Herbert has the Chargers’ offense surging at the right time, scoring 34 or more points in three consecutive games after averaging 21 points in the first 14.
Behind big performances from Justin Herbert and Quentin Johnston, the Chargers defeated the Raiders and locked up the No. 5 playoff seed in the AFC.
The Chargers continued the scoring streak Sunday despite shuffling their offensive line against the Raiders because of a pregame injury to Pro Bowl left tackle Rashawn Slater. Slater felt discomfort in his knee before the game, according to a Chargers spokesperson, and was held out by trainers. Harbaugh said the team could get an MRI scan on Slater to monitor the injury entering the postseason.
Needing a win on Sunday to clinch the No. 5 seed, the Chargers didn’t opt to rest any healthy starters until the victory was secure because Harbaugh wanted to keep the team in position to possibly get a home playoff game in the divisional round.
By moving into the No. 5 seed, the Chargers not only avoided matching up with the explosive offenses of Buffalo or Baltimore, but they can also earn their first home playoff game since 2009 if they win and No. 7 Denver and No. 6 Pittsburgh also win in the wild-card round.

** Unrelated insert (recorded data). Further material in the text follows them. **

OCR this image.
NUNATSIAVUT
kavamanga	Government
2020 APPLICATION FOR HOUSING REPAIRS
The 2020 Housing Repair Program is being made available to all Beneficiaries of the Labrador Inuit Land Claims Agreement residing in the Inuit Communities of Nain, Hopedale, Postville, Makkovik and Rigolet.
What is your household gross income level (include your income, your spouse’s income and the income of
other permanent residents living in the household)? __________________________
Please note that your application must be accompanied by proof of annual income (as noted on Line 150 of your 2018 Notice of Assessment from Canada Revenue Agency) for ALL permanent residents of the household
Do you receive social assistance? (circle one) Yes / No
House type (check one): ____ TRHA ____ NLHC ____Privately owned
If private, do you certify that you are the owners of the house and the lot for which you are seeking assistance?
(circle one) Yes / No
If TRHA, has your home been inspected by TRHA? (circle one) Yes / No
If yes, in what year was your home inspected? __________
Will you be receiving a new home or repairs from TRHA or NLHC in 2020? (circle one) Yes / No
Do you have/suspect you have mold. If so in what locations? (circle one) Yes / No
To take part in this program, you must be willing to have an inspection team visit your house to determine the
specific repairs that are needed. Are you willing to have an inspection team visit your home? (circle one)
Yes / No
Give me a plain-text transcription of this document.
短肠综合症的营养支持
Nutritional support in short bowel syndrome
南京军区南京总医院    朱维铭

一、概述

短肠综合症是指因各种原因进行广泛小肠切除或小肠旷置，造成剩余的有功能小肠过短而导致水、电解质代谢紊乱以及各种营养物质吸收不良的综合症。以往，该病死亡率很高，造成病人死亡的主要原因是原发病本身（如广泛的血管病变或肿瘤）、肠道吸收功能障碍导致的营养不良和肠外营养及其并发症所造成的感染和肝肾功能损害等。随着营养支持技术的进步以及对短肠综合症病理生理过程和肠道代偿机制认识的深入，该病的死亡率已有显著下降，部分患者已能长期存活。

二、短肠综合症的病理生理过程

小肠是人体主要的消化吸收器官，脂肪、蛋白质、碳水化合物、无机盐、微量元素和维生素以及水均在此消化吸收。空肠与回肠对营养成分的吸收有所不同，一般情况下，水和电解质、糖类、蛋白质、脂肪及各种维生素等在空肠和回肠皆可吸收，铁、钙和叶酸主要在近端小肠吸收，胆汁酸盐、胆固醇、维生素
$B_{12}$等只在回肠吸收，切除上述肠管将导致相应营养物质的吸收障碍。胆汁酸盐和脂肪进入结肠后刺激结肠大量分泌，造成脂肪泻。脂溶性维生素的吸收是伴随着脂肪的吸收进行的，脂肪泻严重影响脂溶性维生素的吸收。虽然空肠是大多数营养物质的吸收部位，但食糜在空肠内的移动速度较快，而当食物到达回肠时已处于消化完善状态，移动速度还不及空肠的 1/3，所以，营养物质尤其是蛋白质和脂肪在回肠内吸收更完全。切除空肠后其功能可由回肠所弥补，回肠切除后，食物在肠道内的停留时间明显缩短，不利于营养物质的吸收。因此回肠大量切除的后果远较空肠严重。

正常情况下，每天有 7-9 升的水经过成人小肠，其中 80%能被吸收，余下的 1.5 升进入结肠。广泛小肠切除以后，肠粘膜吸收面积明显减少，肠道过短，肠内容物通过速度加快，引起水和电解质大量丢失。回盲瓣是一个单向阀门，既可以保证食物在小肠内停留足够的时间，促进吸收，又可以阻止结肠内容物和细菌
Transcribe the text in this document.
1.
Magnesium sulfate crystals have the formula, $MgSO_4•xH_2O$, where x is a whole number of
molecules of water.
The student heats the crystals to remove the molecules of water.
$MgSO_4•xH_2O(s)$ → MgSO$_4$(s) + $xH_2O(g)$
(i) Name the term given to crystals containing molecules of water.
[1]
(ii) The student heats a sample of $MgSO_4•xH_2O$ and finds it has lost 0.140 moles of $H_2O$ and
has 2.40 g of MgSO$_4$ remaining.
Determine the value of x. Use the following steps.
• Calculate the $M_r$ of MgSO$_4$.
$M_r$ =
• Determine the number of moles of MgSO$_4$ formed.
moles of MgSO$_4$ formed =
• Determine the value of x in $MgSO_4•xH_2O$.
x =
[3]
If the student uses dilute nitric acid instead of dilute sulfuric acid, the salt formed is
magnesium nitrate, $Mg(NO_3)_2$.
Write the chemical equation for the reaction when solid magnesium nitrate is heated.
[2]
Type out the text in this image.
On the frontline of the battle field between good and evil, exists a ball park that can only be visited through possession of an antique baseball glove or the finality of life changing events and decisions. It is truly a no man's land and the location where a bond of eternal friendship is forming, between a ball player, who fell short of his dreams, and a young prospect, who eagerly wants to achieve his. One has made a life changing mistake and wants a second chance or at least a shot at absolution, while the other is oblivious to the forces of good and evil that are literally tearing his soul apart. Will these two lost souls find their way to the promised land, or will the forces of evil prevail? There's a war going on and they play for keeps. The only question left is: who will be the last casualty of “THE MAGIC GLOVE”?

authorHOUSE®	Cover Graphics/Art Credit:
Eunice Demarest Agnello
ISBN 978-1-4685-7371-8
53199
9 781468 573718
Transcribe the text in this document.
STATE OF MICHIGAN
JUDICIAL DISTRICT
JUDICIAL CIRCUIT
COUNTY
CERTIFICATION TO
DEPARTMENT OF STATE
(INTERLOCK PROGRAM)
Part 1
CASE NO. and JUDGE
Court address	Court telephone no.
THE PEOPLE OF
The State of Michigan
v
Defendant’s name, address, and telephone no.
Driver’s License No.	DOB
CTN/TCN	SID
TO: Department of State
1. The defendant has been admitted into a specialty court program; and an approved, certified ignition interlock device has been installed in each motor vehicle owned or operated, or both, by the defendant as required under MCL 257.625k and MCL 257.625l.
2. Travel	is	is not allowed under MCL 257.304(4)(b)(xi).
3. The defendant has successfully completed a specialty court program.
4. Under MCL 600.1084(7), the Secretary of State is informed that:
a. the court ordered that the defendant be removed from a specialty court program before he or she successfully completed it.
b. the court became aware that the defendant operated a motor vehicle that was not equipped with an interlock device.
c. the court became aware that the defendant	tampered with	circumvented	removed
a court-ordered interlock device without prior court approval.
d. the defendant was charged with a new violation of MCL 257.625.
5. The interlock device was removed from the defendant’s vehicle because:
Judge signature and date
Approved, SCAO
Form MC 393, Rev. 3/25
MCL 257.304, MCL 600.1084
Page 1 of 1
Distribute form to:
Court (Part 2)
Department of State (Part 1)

The chances are slim, but so were the Chargers’ chances of getting the No. 5 seed.
“It’s the playoffs. Fifth seed, seventh seed, one seed, two seed. You’re gonna play a really good football team,” said running back J.K. Dobbins, whose hometown of La Grange, Texas, is about 90 minutes west of Houston. “Houston’s a really good team, and we’re gonna have to bring our A-game.”